01/06/2011 Migrations, protection internationale et coopération économique
Strasbourg, 01.06.2011 – Christos Papoutsis, ministre grec de la Protection du citoyen, reconnaît que son pays fait face à de « graves problèmes » d’afflux de migrants irréguliers qui ont une incidence considérable sur la société et l'économie grecques, mais s’engage à traiter la question « en faisant preuve de sensibilité et de responsabilité ».
S'adressant aujourd'hui à la Commission des migrations de l’APCE à Corfou, le ministre a souligné que 132 000 immigrés irréguliers ont été interpellés dans la seule année 2010, soit l'équivalent d'une ville grecque de taille moyenne, le nombre d'arrivées quotidiennes pouvant atteindre 300. « Pour résumer, l'immigration illégale est un problème qui porte atteinte à la Grèce de multiples façons. Notre pays n’arrive plus à faire face – la société grecque a atteint ses limites ».
M. Papoutsis, ancien commissaire européen, a expliqué que les autorités grecques déploient « chaque jour des efforts colossaux » pour mettre en œuvre le plan d'action de l'Union européenne relatif à la migration, et ce conformément à la législation internationale et au droit communautaire. Mais il s'est aussi exprimé en faveur « d'un partage équitable de la charge » entre les Etats membres de l'Union : « Tout spécialement en ces temps où mon pays s'efforce de surmonter une situation budgétaire difficile, la Grèce ne saurait recueillir les migrants irréguliers pour le compte de l'Europe dans son ensemble ».
Il a souligné que la police maritime grecque avait montré « d'un degré de responsabilité élevé » dans sa façon de gérer la situation des migrants arrivés par la mer, notamment en sauvant ceux qui, nombreux, se jetaient par-dessus bord, visiblement pour qu’on vienne les secourir : « Pour nous, la vie humaine est une priorité absolue – nous avons l’obligation de protéger la vie des personnes qui se trouvent, légalement ou illégalement, sur notre territoire ».

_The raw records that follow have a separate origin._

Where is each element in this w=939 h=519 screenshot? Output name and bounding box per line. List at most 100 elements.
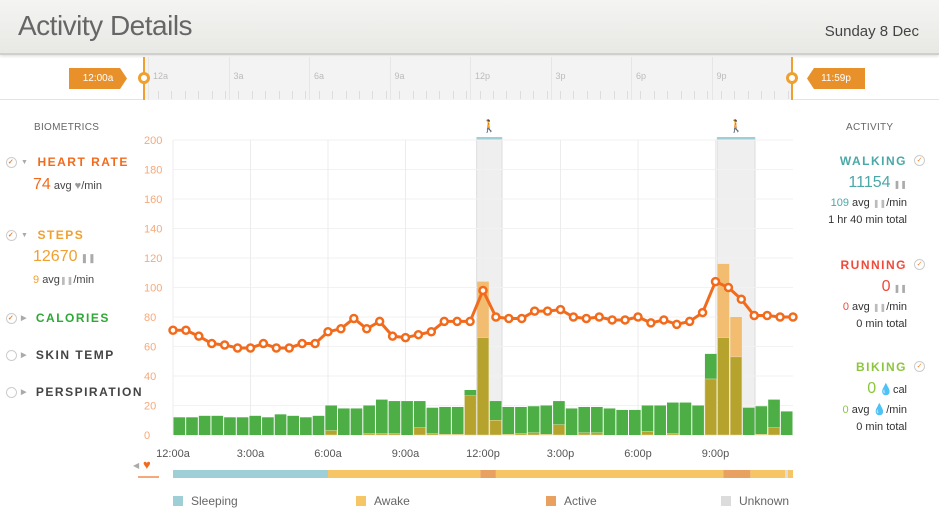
calories-bar bbox=[578, 406, 591, 435]
range-minor-tick bbox=[158, 91, 159, 99]
calories-bar bbox=[198, 415, 211, 435]
steps-bar bbox=[375, 433, 388, 436]
skin-temp-toggle[interactable]: ▶ SKIN TEMP bbox=[6, 348, 115, 362]
heart-rate-point bbox=[271, 343, 282, 353]
caret-right-icon: ▶ bbox=[21, 389, 28, 396]
calories-toggle[interactable]: ✓ ▶ CALORIES bbox=[6, 311, 110, 325]
per-min-label: /min bbox=[886, 197, 907, 209]
walking-avg: 109 bbox=[830, 197, 849, 209]
calories-bar bbox=[527, 406, 540, 435]
range-tick-label: 9a bbox=[394, 71, 405, 81]
range-minor-tick bbox=[426, 91, 427, 99]
calories-bar bbox=[591, 406, 603, 435]
header: Activity Details Sunday 8 Dec bbox=[0, 0, 939, 55]
walking-person-icon: 🚶 bbox=[729, 119, 744, 133]
page-title: Activity Details bbox=[18, 10, 193, 41]
steps-bar bbox=[729, 356, 743, 436]
calories-bar bbox=[641, 405, 654, 435]
heart-rate-point bbox=[542, 306, 553, 316]
heart-rate-point bbox=[594, 312, 604, 322]
timeline-segment-awake bbox=[787, 470, 793, 478]
range-minor-tick bbox=[318, 91, 320, 99]
per-min-label: /min bbox=[81, 180, 102, 192]
steps-bar bbox=[717, 337, 730, 436]
heart-rate-point bbox=[672, 319, 682, 330]
calories-bar bbox=[426, 407, 439, 435]
calories-bar bbox=[629, 409, 641, 435]
running-steps: 0 bbox=[881, 278, 891, 295]
heart-rate-point bbox=[517, 313, 527, 324]
calories-bar bbox=[616, 409, 629, 435]
x-tick-label: 12:00a bbox=[156, 448, 191, 460]
range-minor-tick bbox=[493, 91, 494, 99]
avg-label: avg bbox=[852, 197, 870, 209]
check-icon[interactable]: ✓ bbox=[914, 155, 925, 166]
perspiration-toggle[interactable]: ▶ PERSPIRATION bbox=[6, 385, 143, 399]
heart-rate-point bbox=[710, 276, 721, 287]
range-minor-tick bbox=[506, 91, 508, 99]
heart-rate-point bbox=[478, 285, 488, 296]
calories-bar bbox=[603, 408, 616, 435]
heart-rate-point bbox=[736, 294, 747, 305]
steps-total: 12670 bbox=[33, 248, 78, 265]
y-tick-label: 120 bbox=[144, 253, 162, 265]
heart-rate-toggle[interactable]: ✓ ▼ HEART RATE bbox=[6, 155, 129, 169]
check-icon[interactable]: ✓ bbox=[914, 259, 925, 270]
calories-bar bbox=[755, 406, 768, 435]
unchecked-circle-icon[interactable] bbox=[6, 349, 17, 361]
range-minor-tick bbox=[439, 91, 441, 99]
heart-rate-point bbox=[633, 312, 643, 322]
heart-rate-point bbox=[413, 329, 424, 340]
calories-bar bbox=[540, 405, 553, 435]
legend-item-awake: Awake bbox=[356, 494, 410, 508]
walking-steps: 11154 bbox=[848, 174, 891, 191]
range-minor-tick bbox=[640, 91, 642, 99]
per-min-label: /min bbox=[886, 301, 907, 313]
steps-bar bbox=[641, 431, 654, 436]
steps-bar bbox=[514, 433, 528, 436]
check-icon[interactable]: ✓ bbox=[6, 156, 17, 168]
calories-bar bbox=[489, 401, 502, 435]
range-minor-tick bbox=[479, 91, 481, 99]
caret-down-icon: ▼ bbox=[21, 158, 30, 166]
heart-rate-point bbox=[349, 313, 359, 324]
steps-bar bbox=[325, 430, 338, 436]
check-icon[interactable]: ✓ bbox=[6, 312, 17, 324]
start-time-label[interactable]: 12:00a bbox=[69, 68, 127, 89]
check-icon[interactable]: ✓ bbox=[914, 361, 925, 372]
end-handle[interactable] bbox=[786, 72, 798, 84]
range-minor-tick bbox=[345, 91, 347, 99]
end-time-label[interactable]: 11:59p bbox=[807, 68, 865, 89]
per-min-label: /min bbox=[73, 274, 95, 286]
steps-bar bbox=[489, 420, 502, 436]
calories-bar bbox=[439, 406, 451, 435]
skin-temp-label: SKIN TEMP bbox=[35, 348, 115, 362]
y-tick-label: 20 bbox=[144, 401, 156, 413]
walking-period-marker bbox=[717, 137, 756, 140]
steps-bar bbox=[767, 427, 781, 436]
legend-swatch bbox=[721, 496, 731, 506]
caret-down-icon: ▼ bbox=[21, 231, 30, 239]
steps-toggle[interactable]: ✓ ▼ STEPS bbox=[6, 228, 84, 242]
calories-bar bbox=[451, 406, 464, 435]
range-minor-tick bbox=[694, 91, 695, 99]
legend-label: Unknown bbox=[739, 494, 790, 508]
heart-rate-point bbox=[284, 343, 294, 353]
check-icon[interactable]: ✓ bbox=[6, 229, 17, 241]
biometrics-heading: BIOMETRICS bbox=[34, 122, 100, 133]
steps-bar bbox=[438, 434, 452, 436]
biking-total: 0 min total bbox=[856, 421, 907, 433]
heart-rate-point bbox=[775, 312, 785, 322]
heart-rate-point bbox=[581, 313, 592, 324]
steps-label: STEPS bbox=[37, 228, 85, 242]
walking-label: WALKING bbox=[839, 154, 907, 168]
heart-rate-value: 74 avg ♥/min bbox=[33, 176, 102, 194]
walking-period-marker bbox=[476, 137, 502, 140]
range-tick-label: 6a bbox=[314, 71, 325, 81]
time-range-slider[interactable]: 12a 3a 6a 9a 12p 3p 6p 9p 12:00a 11:59p bbox=[0, 57, 939, 100]
calories-bar bbox=[211, 415, 224, 435]
heart-rate-point bbox=[452, 316, 462, 327]
caret-right-icon: ▶ bbox=[21, 315, 28, 322]
unchecked-circle-icon[interactable] bbox=[6, 386, 17, 398]
start-handle[interactable] bbox=[138, 72, 150, 84]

Sur le plan diplomatique, le ministre a indiqué que la Grèce poursuivait ses consultations concernant des accords de réadmission avec des pays tiers et la révision du règlement Dublin II, qui est « de la plus haute importance sur le plan politique ». Il s'est également exprimé en faveur de l'extension des compétences de l'agence de l'Union européenne pour la gestion des frontières FRONTEX, d'une politique coordonnée en matière de rapatriement et du maintien de Schengen pour accroître la sécurité aux frontières extérieures de l'Union.
Lors de son intervention, Konstantinos Vrettos, Chef de la délégation grecque auprès de l’APCE, a indiqué que la Grèce « ne ménageait pas ses efforts » pour créer les conditions propices à l'exercice des droits des migrants, mais il a également appelé à une « juste répartition des responsabilités et de la solidarité » entre les Etats membres de l'Union.
Sont aussi intervenues Rodoula Zissi, Vice-présidente du Parlement grec et Présidente de la Commission pour les affaires européennes, et Anna Dalara, Vice-ministre du Travail et de la Sécurité sociale.